Mr. Davison has strong opinions.
God did no choose to put camp cabins in the flats alongside a river that is known for flash floods.
The difference between the idea that God uses suffering for His own good purposes and suffering having a positive role to play seems like a distinction without a difference.
Matthew 5:45
Luke 13:4-5
We have a good and benevolent God, but God allows things to happen sometimes that defy human explanation, and that’s where we need love and where we need grace.
I tend to agree with Cruz.
You will say to me then, “Why does He still find fault? For who has resisted His will?” On the contrary, who are you, you foolish person, who answers back to God? The thing molded will not say to the molder, “Why did you make me like this,” will it? Or does the potter not have a right over the clay, to make from the same lump one object for honorable use, and another for common use? What if God, although willing to demonstrate His wrath and to make His power known, endured with great patience objects of wrath prepared for destruction? And He did so to make known the riches of His glory upon objects of mercy, which He prepared beforehand for glory, namely us, whom He also called, not only from among Jews, but also from among Gentiles, Romans 9:20-24
Job didn’t get an explanation from God. God doesn’t have to explain Himself when he is sovereign over all things.
More like it came from Austin.
And “all Creation is in travail...”
You sure, cause if God looked down on US now we’d sure look debauched.
Not just Texas floods but God allows hurricanes and tornados to run amuck. It is His universe so anyone at any time can establish a relationship with Him and pray and ask Him why things are the way they are.
C. S. Lewis has books on such topics which was helpful to me.
Paging the heathens from Ps 2:1.
It is a hundred miles away, not even close in Texas terms.

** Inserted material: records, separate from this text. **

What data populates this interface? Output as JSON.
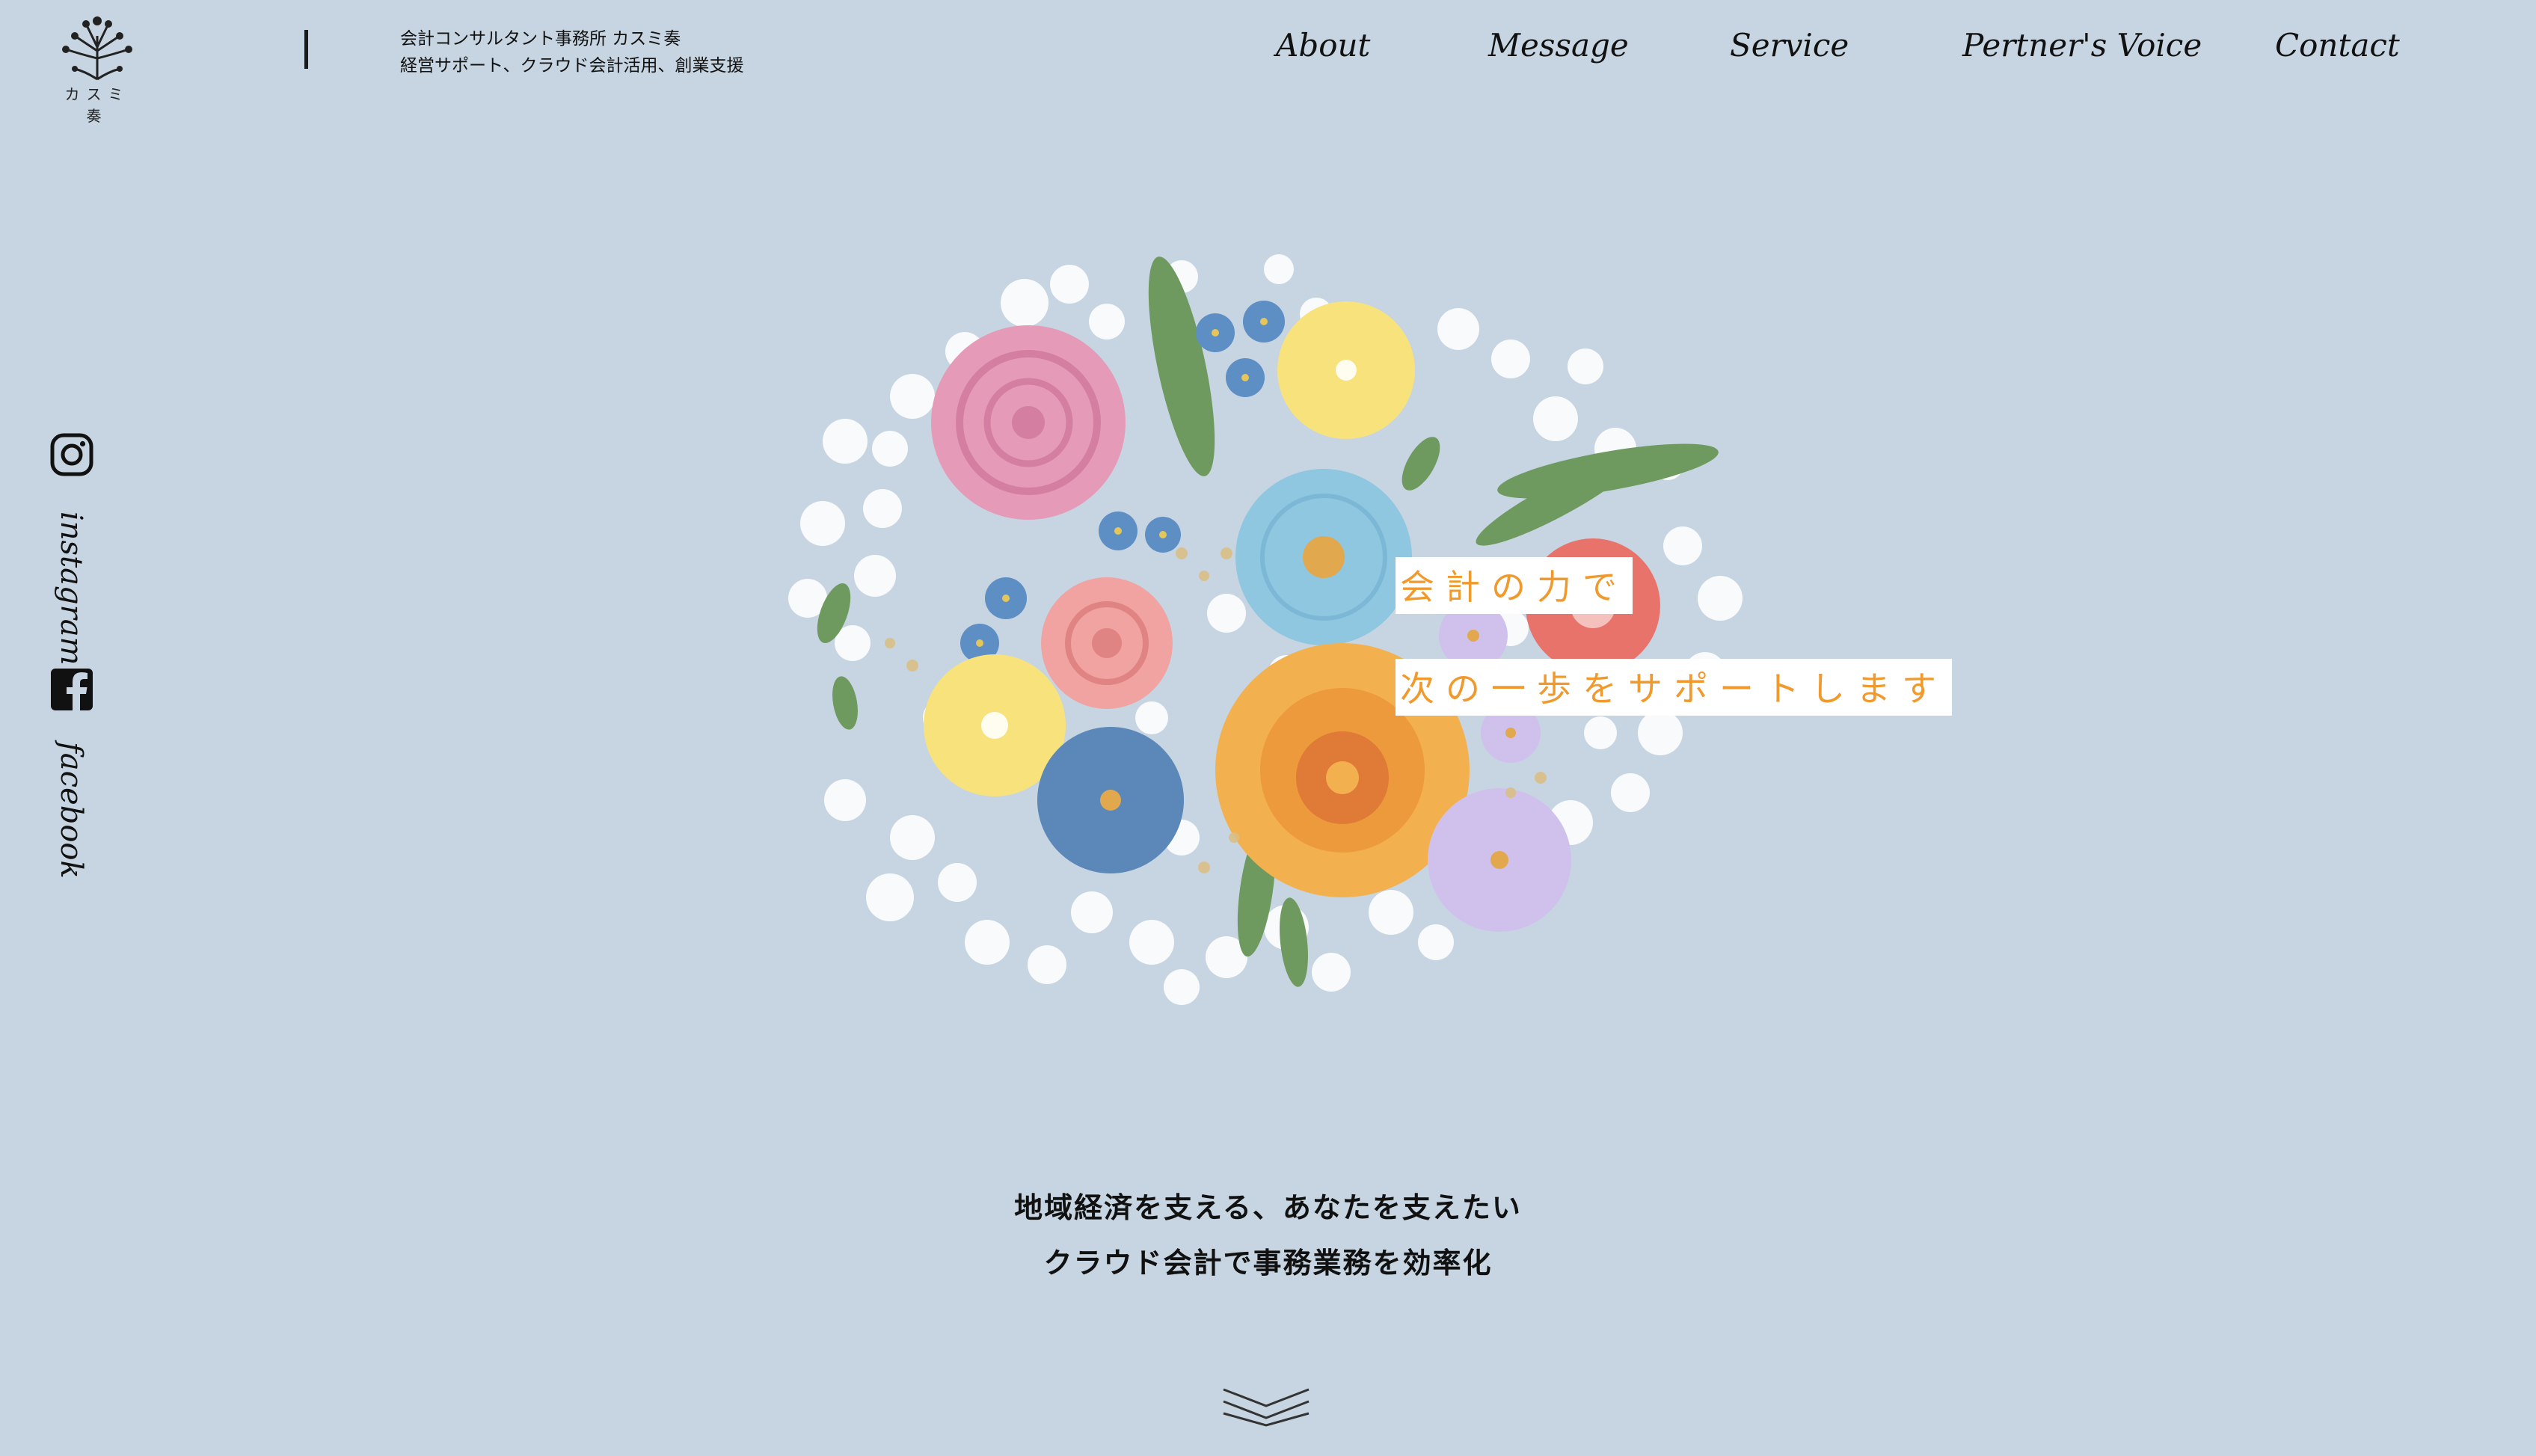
{
  "header": {
    "logo_text": "カスミ奏",
    "tagline_line1": "会計コンサルタント事務所 カスミ奏",
    "tagline_line2": "経営サポート、クラウド会計活用、創業支援"
  },
  "nav": {
    "items": [
      {
        "label": "About"
      },
      {
        "label": "Message"
      },
      {
        "label": "Service"
      },
      {
        "label": "Pertner's Voice"
      },
      {
        "label": "Contact"
      }
    ]
  },
  "social": {
    "instagram_label": "instagram",
    "facebook_label": "facebook",
    "instagram_icon": "instagram-icon",
    "facebook_icon": "facebook-icon"
  },
  "hero": {
    "line1": "会計の力で",
    "line2": "次の一歩をサポートします",
    "text_color": "#f09a2e"
  },
  "lead": {
    "line1": "地域経済を支える、あなたを支えたい",
    "line2": "クラウド会計で事務業務を効率化"
  },
  "colors": {
    "background": "#c6d5e1",
    "accent": "#f09a2e"
  }
}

“God’s plan” for ANYTHING is largely inscrutable to mere humanity, of whom only a very few may begin to sense the wider logic and strategy behind it. I tend to believe that this is but one of a vast multitude of acts of God that are sent, most of which are in reality some kind of test of men’s souls and their ability to respond to really severe trials of their faith and servitude to duty.
Humanity as a whole has been made the tougher and more resilient by repeated events of this kind, with historic lessons learned and reiterated, regarding the fickle nature of the Universe.
Quite simply God does not create natural disasters. God does not cause diseases. God does not magically cure diseases, other than through the God-given talents of doctors, researchers and providers.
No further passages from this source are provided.